You know that whole thing about how Seattle never pays attention to an artist till they make it big in New York? Well, we've been paying close attention to Ahamefule Oluo for quite a while, and as of today, it's safe to say that the big city has finally caught up.

The New York Times published what you could only call a rave review of the NY debut of Oluo's show Now I'm Fine, which premiered at On the Boards at the end of 2014.

Though this show’s title, “Now I’m Fine,” might promise a narrative out of the popular “It gets better” school of storytelling, Mr. Oluo refuses to traffic in false hopes. Being fine, he makes clear, is only a provisional state.

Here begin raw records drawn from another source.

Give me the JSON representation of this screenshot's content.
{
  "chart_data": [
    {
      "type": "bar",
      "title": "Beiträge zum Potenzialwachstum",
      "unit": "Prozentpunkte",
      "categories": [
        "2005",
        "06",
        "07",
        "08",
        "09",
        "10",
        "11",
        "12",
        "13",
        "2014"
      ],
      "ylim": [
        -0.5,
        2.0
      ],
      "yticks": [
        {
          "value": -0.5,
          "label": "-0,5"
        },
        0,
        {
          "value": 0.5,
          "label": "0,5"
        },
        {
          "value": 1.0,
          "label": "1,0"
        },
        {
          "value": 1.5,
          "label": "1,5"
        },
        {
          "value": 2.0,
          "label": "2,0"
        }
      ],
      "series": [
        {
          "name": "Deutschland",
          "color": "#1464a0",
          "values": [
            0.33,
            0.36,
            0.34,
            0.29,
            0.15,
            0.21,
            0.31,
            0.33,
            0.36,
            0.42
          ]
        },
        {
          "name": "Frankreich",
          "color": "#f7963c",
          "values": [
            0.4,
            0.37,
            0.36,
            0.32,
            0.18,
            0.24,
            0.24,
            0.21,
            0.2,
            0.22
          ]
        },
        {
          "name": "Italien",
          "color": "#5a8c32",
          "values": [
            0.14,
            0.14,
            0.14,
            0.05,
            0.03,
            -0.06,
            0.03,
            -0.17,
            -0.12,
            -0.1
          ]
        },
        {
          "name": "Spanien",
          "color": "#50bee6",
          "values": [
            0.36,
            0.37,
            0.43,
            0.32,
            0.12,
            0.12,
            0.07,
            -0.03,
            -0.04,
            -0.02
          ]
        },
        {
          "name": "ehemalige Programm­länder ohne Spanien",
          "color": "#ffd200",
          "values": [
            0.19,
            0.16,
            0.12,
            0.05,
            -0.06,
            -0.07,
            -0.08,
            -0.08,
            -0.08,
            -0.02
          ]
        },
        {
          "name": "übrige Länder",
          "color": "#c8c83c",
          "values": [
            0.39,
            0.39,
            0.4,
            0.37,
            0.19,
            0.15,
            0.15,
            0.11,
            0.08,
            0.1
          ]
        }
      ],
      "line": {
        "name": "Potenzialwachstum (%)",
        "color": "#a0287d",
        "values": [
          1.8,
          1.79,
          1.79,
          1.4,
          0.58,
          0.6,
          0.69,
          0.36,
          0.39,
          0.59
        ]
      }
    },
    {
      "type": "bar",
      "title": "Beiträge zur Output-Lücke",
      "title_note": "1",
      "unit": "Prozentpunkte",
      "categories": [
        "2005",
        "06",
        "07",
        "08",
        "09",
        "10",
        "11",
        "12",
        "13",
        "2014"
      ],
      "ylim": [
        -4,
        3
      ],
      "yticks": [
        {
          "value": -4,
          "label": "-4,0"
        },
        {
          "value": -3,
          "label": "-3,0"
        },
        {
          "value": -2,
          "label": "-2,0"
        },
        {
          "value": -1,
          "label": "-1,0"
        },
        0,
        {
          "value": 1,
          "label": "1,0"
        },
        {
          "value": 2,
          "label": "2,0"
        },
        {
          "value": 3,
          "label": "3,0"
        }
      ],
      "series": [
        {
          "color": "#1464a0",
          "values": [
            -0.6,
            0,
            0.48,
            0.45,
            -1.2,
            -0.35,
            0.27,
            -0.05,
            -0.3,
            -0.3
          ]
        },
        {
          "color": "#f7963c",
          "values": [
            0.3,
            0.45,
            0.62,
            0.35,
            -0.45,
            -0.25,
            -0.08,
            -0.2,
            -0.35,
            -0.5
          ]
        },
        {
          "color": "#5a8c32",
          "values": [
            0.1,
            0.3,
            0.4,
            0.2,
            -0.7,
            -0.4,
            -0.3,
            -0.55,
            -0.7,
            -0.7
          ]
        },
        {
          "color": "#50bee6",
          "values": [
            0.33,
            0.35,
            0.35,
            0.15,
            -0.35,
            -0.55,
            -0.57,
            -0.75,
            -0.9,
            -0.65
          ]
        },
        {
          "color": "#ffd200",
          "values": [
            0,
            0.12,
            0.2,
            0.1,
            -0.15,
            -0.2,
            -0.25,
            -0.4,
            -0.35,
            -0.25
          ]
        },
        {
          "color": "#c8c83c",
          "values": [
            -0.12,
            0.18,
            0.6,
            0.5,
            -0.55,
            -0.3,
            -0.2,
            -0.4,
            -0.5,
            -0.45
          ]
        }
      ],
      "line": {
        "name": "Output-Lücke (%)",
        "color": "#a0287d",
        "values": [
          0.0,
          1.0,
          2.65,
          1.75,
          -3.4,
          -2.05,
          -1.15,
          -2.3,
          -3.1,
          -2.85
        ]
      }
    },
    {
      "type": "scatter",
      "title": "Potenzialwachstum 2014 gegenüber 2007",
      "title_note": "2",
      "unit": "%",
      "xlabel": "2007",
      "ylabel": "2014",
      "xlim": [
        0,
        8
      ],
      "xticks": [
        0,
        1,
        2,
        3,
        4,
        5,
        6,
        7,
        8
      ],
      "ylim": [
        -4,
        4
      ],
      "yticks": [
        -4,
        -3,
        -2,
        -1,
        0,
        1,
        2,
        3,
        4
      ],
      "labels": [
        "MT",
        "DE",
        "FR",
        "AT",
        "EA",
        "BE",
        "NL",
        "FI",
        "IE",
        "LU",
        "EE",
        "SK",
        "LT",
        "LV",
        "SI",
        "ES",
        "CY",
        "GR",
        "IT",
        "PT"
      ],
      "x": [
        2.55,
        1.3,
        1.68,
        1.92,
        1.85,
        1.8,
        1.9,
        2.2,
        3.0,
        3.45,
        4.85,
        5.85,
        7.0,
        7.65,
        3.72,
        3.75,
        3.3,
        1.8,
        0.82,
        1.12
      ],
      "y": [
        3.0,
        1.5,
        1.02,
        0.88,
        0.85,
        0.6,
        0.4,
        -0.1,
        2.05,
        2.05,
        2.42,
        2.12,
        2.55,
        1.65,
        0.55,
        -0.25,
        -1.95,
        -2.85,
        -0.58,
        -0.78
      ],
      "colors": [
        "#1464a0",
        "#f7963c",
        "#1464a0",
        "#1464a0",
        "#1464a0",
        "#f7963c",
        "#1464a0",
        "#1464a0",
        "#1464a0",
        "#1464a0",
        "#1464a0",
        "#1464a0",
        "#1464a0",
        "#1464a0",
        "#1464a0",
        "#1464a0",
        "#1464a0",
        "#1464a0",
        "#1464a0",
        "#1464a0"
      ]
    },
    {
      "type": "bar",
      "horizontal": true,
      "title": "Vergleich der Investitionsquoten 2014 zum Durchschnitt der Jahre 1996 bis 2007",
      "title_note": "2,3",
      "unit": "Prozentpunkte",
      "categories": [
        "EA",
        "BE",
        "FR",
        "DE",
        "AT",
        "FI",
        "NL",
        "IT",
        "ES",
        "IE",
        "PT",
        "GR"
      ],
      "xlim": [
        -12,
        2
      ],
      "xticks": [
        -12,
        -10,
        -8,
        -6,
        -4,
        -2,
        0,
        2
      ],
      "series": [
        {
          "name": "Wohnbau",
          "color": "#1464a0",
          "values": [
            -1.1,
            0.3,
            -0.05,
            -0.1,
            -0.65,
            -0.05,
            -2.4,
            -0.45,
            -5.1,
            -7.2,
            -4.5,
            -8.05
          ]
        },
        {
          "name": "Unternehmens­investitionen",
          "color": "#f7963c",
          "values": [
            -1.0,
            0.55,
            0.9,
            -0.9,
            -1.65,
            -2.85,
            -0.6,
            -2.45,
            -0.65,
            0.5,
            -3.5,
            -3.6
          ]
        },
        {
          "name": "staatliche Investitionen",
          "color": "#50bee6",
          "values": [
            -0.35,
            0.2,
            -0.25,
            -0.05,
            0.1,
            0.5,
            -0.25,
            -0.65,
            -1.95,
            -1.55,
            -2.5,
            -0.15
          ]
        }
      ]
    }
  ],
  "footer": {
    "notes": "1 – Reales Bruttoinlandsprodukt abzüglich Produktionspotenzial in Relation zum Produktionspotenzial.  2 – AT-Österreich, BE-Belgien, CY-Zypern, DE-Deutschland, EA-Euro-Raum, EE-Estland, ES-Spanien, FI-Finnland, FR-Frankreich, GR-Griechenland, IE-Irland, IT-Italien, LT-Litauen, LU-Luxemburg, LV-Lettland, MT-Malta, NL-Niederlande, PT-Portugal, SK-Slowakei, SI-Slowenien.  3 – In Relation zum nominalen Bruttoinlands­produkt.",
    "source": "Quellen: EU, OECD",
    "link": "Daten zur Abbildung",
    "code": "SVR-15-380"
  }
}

But when he conducts his band, his calm, carefully measured, sad-sack comic demeanor drops away. He bounces on the balls of his feet, and even occasionally jumps, just a little, into the air. Music provides the not inconsiderable consolation of at least temporarily defying gravity, in all senses of the word.

Dag.


The show, which is being performed by its original group of brilliant Seattle musicians—including vocalist okanomodé SoulChilde, and Oluo's Industrial Revelation bandmates Evan Flory-Barnes and D'Vonne Lewis [CORRECTION: Dawn Clement is filling in for Josh Rawlings] —as part of the Public Theater's Under the Radar Festival through this weekend, and returns to Seattle on April 2 at the Moore Theatre. I'd buy tickets now if I were you.

It doesn't take a soothsayer to predict that there won't be many more occasions when a write-up of Oluo will involve the words "under the radar."